By Qingya Tu
In his book on the history of twentieth century design, Jonathan M. Woodham describes how the origins of design styles and movements are located within the context of social background, lifestyle and consumption spheres. He identifies key social and political issues that have impacted on design culture within the affluent nations of Europe, the United States, Scandinavia and the Far East. He also considers how design movements reflect the culture and lifestyle of their time.

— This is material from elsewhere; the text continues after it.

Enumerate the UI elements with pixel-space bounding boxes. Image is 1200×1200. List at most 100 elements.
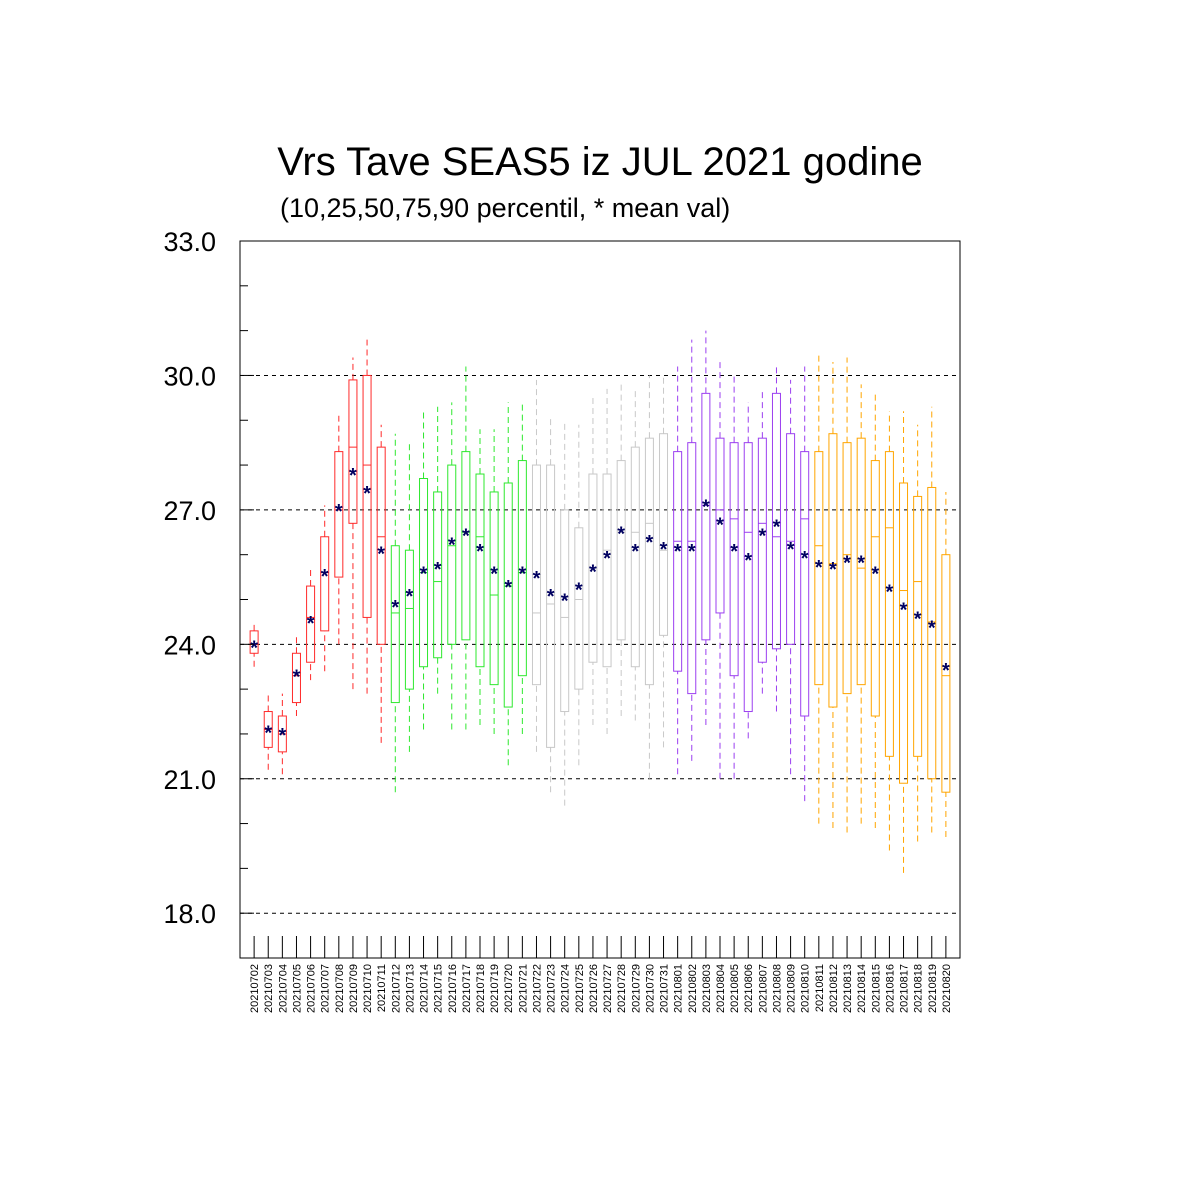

Woodham’s book, Twentieth-Century Design, was published in 1997 as part of the Oxford History of Art series which provides accessible academic introductions to art history. Woodham, who is Professor of Design History at the University of Brighton, begins by placing the origins of twentieth century design within the context of the industrial revolution and its transformation of people’s lives and the modes of production. He investigates chronologically the development of various design styles and aesthetics from the Arts and Crafts movement through to post-modernism. In his final chapter, on social responsibility, Woodham traces the ways in which designers have responded to consumer concerns.
This publication provides a new perspective on design and industrial culture and identifies a number of key components that demonstrate the extent to which design is connected to time and place. Its abundance of high quality illustrations together with the quality of Woodham’s writing and research make it a valuable resource for art and design students and an excellent general guide to twentieth century design.
Jonathan Woodham, Twentieth-Century Design, Oxford University Press, Oxford,1997, paperback, 288pp., $24.95.